In longitudinal studies, time effect is the changes over time for each gene, and cohort effect is the 22 differences among genes in their baseline values. Longitudinal studies can distinguish these time and cohort effects while cross-sectional studies cannot. In this paper, we have considered mixed model with longitudinal covariates, the analysis of longitudinal data should take into account firstly, the within-subject correlation, secondly the measurements taken at unequal time intervals and finally the missing observations. Repeated measures analysis of variance can be used to analyze longitudinal or repeated measures data for balanced study design, that is, when all genes are measured at equal time points and there are no missing data. In large scale of gene expression analysis, if having unbalanced datasets in longitudinal studies, it is necessary to use some alternative techniques which can handle unbalanced data. In this research, we confirmed that univariate GLM calculations are identifical to MIXED estimates when using CS for balanced data sets. The multivariate GLM cannot determine best fit when the data set is a longitudinal data. Therefore, the procedures of best fit mixed model include: (1) the choice of the model, (2) the choice of the variance-covariance structure (specifying the working correlation structure for each gene, e.g., independence, exchangeable, stationary, and autoregressive), (3) assessing the goodness-of-fit of the model, and (4) assessing the goodness-of-fit of the variance covariance structure.

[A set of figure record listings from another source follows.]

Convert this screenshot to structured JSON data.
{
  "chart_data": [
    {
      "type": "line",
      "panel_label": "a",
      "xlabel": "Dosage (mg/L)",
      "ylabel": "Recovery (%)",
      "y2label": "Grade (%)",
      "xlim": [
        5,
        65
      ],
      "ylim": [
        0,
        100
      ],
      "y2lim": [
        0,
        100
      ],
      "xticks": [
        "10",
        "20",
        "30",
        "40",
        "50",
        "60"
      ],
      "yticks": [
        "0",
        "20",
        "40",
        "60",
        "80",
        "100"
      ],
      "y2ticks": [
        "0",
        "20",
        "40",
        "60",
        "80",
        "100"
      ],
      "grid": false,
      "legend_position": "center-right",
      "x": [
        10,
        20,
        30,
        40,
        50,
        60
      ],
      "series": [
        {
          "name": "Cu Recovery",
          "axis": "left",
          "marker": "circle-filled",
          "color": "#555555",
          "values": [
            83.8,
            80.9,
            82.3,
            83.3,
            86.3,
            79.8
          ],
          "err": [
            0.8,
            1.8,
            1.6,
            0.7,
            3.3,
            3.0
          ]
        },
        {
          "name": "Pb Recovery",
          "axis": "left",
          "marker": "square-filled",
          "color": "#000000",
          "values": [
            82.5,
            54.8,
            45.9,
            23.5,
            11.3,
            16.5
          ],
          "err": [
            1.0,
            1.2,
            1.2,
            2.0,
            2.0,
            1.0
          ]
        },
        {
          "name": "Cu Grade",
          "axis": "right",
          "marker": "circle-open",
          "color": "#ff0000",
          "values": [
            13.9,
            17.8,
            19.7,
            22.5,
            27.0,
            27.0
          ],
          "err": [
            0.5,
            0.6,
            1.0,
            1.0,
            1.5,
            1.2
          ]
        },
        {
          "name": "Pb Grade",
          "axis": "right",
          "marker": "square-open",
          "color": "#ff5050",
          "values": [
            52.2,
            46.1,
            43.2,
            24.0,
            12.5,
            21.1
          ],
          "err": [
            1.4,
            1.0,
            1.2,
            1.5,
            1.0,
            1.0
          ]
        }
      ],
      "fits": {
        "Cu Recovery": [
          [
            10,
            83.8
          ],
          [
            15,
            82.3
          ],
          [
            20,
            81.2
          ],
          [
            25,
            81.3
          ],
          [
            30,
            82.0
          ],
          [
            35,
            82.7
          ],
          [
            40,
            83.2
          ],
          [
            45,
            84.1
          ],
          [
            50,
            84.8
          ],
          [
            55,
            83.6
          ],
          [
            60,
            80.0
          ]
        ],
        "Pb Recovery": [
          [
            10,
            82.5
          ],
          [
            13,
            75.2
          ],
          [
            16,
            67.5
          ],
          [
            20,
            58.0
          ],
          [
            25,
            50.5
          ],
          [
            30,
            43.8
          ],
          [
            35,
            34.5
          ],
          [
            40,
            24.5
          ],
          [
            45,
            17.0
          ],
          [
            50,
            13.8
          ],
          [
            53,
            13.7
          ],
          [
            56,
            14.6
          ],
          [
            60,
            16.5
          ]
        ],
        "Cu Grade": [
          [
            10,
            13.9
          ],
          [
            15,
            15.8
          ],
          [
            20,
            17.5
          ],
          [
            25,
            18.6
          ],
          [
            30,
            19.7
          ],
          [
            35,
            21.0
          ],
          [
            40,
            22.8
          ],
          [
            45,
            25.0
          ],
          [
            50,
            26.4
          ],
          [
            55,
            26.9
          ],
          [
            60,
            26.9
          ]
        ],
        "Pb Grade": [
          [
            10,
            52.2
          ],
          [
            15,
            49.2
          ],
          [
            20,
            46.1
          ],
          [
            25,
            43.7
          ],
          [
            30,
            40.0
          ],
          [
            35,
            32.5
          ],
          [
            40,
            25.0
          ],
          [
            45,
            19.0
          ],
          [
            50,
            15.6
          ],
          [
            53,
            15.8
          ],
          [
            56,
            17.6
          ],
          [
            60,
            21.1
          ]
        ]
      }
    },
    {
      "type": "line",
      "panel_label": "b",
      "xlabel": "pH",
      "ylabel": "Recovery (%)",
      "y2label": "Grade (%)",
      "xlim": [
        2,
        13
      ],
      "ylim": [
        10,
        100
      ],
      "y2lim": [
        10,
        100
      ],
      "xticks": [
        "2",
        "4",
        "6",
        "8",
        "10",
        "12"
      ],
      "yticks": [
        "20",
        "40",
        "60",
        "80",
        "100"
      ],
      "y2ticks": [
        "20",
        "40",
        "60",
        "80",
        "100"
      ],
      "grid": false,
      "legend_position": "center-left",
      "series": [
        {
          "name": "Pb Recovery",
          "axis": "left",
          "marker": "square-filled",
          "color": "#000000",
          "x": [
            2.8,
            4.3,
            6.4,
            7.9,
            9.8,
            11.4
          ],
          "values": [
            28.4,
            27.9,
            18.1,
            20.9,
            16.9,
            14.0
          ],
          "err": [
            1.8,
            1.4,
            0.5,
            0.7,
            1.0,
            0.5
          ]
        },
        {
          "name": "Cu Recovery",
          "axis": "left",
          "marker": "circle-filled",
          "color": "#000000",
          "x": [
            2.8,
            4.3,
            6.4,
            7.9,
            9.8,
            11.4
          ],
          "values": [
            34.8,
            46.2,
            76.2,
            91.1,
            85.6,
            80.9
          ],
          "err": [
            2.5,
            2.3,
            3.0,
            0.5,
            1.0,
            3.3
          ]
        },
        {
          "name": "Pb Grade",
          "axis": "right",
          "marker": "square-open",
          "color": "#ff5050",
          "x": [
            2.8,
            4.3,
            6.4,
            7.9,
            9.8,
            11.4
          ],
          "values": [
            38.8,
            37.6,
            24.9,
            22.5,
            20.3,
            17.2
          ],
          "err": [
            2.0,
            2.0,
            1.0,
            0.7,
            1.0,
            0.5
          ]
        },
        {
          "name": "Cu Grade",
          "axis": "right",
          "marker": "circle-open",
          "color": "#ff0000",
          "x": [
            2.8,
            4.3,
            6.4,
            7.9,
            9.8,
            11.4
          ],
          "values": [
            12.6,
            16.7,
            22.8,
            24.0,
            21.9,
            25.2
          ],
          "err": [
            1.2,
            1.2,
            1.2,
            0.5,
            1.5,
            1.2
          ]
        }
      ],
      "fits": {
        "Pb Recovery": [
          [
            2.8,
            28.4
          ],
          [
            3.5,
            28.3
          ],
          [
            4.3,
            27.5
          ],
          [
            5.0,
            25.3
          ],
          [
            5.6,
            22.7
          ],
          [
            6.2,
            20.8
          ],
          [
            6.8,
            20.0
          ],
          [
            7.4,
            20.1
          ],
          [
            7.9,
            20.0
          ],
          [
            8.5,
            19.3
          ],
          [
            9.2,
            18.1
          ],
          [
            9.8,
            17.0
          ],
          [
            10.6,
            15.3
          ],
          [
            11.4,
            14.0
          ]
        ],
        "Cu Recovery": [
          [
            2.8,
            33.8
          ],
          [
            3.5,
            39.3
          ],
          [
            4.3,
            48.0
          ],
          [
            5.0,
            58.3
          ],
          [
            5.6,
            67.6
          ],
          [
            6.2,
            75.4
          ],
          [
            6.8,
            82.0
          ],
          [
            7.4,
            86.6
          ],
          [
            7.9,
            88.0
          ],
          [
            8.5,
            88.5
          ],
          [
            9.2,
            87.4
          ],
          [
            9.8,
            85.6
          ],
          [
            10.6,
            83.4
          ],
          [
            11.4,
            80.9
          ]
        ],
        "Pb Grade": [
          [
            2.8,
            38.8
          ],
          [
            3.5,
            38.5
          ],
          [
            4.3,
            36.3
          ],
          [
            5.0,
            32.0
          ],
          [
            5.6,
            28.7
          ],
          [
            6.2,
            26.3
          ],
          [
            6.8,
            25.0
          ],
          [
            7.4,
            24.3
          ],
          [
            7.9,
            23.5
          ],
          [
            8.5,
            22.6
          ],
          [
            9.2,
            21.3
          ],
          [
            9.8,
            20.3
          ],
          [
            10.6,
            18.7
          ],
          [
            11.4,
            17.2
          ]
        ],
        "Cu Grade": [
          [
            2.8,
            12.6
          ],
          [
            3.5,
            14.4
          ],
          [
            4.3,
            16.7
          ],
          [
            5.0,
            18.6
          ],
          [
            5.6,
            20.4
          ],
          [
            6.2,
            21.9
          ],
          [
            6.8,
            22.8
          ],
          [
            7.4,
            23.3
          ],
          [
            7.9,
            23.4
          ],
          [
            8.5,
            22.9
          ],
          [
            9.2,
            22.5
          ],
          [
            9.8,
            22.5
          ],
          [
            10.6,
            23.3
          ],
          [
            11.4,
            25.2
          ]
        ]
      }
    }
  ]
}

Although the paper only analyzed the effects of three treatments and 15-gene effects, it proved that the longitudinal mixed model is a feasible method in dense temporal gene expression analysis. We found that the addition of TSBDC  +  50 ug/mL FeCl3 positively regulates the expression of these genes in our analysis. It has been reported that iron availability in the growth condition affects the expression of genes. However, the changes of expression are rather small. It is thus difficult to assess whether there is a pronounced effect of iron on the QS genes. Accordingly the current analysis method, using the mixed model described aforementioned a definite effect could be determined. A comprehensive understanding of biological processes requires the acquisition of expression data at different developmental stages, in different tissues and different treatment conditions with different organisms. The addition of time as a variable allows observation of the modulation of gene expression whether due to the regulation of development or the changing impact of a treatment condition. The expectation is that high-throughput gene expression analysis conducted in the higher dimensions of genes, conditions, tissues, and time as variables will help elucidate what the genes do, when, where, and how they are expressed as elements of an orchestrated system under the effects of perturbations and developmental processes, and we will explore the possibility of generalized mixed model in higher dimensions expression data [1316].